Sensing opportunities, and nearing capacity on his first two sites, Toombs is now looking to expand his production from 30,000 lb (13 tonnes) a year to 500,000 lb (225 tonnes) and aims to raise $3 million to scale production and build an on-site processing facility.
“Our next farm is going to be a 600-tank-equivalent farm over 6 acres. We don’t yet know what the tanks are going to look like, as the farms of tomorrow won’t look like the farms of today. 70 percent of the cost of producing my product is simply energy – I’m confident we can cut that in half,” he explains.
He’s also planning to continue to refine his production protocols, and says he’s found a way to increasing the protein levels of dulse from 20 percent (dry weight) to 45 percent by changing variables in the tanks.

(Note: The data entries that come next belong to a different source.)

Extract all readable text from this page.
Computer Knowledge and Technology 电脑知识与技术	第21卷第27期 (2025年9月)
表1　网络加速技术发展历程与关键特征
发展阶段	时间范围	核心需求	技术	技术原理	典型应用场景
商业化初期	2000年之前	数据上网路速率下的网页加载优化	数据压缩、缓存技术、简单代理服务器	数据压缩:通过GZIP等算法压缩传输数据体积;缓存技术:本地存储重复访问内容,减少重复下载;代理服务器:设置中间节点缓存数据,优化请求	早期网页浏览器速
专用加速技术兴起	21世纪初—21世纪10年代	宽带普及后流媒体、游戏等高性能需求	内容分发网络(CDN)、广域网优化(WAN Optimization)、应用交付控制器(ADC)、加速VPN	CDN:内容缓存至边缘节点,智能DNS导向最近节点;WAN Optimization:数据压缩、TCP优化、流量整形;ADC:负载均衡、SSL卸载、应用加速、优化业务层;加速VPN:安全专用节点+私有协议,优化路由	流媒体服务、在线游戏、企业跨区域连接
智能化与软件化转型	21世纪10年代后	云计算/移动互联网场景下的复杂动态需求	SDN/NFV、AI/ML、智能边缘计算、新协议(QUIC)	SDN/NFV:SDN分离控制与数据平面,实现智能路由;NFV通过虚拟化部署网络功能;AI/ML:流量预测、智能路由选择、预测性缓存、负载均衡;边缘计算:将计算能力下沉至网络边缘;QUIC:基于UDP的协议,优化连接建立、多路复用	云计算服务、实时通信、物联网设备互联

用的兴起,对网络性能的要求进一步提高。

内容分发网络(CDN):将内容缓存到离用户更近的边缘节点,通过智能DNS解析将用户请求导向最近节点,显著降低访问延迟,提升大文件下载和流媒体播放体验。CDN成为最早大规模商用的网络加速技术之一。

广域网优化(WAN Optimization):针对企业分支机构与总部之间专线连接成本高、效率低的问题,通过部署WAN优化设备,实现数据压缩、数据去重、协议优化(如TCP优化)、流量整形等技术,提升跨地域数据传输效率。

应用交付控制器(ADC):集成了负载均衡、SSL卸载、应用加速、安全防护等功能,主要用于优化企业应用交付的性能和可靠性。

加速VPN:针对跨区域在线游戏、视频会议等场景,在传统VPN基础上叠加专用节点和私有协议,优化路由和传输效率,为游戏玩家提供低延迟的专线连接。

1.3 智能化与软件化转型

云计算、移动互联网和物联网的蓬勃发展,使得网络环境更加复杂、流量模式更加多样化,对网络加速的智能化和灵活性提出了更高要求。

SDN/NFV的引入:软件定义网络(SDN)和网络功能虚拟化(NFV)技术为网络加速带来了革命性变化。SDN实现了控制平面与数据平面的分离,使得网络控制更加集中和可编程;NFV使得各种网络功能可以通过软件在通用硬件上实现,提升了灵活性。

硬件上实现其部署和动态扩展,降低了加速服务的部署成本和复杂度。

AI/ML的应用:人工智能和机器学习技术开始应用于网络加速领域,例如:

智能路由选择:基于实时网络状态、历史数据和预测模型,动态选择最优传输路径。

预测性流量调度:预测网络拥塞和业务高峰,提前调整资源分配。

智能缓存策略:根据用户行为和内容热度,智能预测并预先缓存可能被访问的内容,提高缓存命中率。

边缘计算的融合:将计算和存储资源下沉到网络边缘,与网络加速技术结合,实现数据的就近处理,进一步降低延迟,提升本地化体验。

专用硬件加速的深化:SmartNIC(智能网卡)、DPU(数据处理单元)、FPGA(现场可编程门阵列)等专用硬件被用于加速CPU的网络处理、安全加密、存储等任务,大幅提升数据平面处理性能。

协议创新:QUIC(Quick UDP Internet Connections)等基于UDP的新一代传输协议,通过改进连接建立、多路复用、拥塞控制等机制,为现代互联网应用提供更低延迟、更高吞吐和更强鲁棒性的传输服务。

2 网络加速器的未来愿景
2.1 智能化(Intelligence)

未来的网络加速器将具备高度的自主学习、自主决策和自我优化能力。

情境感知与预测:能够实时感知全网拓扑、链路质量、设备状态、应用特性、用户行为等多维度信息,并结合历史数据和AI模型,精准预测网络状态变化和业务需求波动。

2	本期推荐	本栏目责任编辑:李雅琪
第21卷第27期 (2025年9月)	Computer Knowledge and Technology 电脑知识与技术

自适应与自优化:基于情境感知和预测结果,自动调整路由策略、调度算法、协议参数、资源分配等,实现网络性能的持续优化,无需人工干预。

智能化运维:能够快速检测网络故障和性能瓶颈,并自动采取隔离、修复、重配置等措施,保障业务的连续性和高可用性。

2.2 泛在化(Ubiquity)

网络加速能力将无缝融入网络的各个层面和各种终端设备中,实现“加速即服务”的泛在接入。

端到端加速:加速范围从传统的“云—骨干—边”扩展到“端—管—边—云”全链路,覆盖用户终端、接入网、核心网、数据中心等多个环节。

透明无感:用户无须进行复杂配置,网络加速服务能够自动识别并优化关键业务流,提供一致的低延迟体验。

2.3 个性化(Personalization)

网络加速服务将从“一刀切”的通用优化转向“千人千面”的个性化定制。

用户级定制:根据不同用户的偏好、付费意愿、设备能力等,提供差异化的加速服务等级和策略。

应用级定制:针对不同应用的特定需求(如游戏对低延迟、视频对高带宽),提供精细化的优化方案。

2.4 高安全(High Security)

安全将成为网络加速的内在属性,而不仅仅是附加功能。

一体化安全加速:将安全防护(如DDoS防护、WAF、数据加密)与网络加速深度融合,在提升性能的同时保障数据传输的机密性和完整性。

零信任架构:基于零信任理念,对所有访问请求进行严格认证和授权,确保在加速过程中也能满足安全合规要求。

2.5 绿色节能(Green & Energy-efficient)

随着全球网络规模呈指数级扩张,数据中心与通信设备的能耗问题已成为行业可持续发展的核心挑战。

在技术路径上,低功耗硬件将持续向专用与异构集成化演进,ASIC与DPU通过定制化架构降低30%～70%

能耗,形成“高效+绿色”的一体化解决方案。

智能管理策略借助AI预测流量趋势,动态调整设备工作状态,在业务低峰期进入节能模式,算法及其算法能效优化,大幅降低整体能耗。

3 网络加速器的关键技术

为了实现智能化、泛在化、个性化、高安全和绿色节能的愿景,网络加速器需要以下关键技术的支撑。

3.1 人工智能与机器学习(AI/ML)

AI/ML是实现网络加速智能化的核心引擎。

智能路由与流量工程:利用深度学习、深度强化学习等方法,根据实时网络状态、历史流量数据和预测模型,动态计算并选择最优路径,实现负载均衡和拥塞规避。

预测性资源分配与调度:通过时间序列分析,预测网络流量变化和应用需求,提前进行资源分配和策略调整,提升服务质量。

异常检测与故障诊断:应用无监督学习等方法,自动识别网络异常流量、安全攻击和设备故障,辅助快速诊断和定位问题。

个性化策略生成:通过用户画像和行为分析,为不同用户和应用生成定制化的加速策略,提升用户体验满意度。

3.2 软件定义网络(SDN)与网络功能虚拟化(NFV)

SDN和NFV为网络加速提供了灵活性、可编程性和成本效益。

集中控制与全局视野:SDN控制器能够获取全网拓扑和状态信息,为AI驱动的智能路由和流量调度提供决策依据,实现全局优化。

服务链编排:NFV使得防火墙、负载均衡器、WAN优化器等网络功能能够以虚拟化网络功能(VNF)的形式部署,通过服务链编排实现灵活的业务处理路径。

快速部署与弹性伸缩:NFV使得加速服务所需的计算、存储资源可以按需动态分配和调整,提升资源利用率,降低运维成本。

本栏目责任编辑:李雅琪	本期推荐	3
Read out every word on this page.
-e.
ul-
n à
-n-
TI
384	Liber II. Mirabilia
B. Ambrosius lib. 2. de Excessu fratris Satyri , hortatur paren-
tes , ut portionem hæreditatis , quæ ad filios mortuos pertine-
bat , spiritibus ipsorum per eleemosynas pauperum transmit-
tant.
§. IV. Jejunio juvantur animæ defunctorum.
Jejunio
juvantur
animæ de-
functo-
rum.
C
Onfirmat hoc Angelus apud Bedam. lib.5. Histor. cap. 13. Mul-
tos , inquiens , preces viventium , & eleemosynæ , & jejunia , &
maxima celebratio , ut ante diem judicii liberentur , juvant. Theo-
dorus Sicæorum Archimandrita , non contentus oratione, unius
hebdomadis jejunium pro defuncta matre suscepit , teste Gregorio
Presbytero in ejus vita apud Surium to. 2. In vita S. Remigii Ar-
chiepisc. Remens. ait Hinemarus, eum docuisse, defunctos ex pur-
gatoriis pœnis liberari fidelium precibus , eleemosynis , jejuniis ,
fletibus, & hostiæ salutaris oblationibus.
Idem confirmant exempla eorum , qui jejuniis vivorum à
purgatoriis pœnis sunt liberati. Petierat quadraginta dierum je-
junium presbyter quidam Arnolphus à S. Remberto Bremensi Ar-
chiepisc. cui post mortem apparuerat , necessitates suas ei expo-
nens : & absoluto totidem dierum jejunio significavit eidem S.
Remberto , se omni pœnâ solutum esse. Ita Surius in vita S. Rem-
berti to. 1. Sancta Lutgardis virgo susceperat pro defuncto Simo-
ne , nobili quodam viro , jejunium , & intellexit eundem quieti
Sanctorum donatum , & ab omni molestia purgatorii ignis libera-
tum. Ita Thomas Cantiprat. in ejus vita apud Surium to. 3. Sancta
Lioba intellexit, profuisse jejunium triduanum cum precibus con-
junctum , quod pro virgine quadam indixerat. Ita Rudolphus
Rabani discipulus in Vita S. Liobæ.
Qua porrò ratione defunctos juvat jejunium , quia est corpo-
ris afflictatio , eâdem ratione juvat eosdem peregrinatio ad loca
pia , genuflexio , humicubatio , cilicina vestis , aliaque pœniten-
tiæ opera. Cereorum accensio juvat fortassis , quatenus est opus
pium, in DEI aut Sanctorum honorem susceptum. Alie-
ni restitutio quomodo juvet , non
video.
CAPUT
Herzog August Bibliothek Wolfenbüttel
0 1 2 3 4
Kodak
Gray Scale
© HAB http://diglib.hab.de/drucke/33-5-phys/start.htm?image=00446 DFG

It’s a breakthrough that’s helped Oregon Seaweed reach the finals of the Bezos AI for Nature and Climate Grand Challenge.
“We’ve got this high protein seaweed, we know it works in plant-based food applications, but the question they’re asking is whether we can apply AI to our system to improve efficiencies. The answer is ‘yes’ – we can put sensors in every tank, we can measure data, we can change tank dimensions, we can change flow rates,” Toombs points out.
He's also considering establishing an inland farm in eastern Oregon, where there are saline wells, an initiative that he’s working on with Oregon State University.
“The math works that the world needs 360 million metric tonnes of protein a year and we can grow that entire amount [using dulse] on a geography the size of Connecticut. We know we have a viable product but we need to make the leap of getting people to use that product,” he concludes.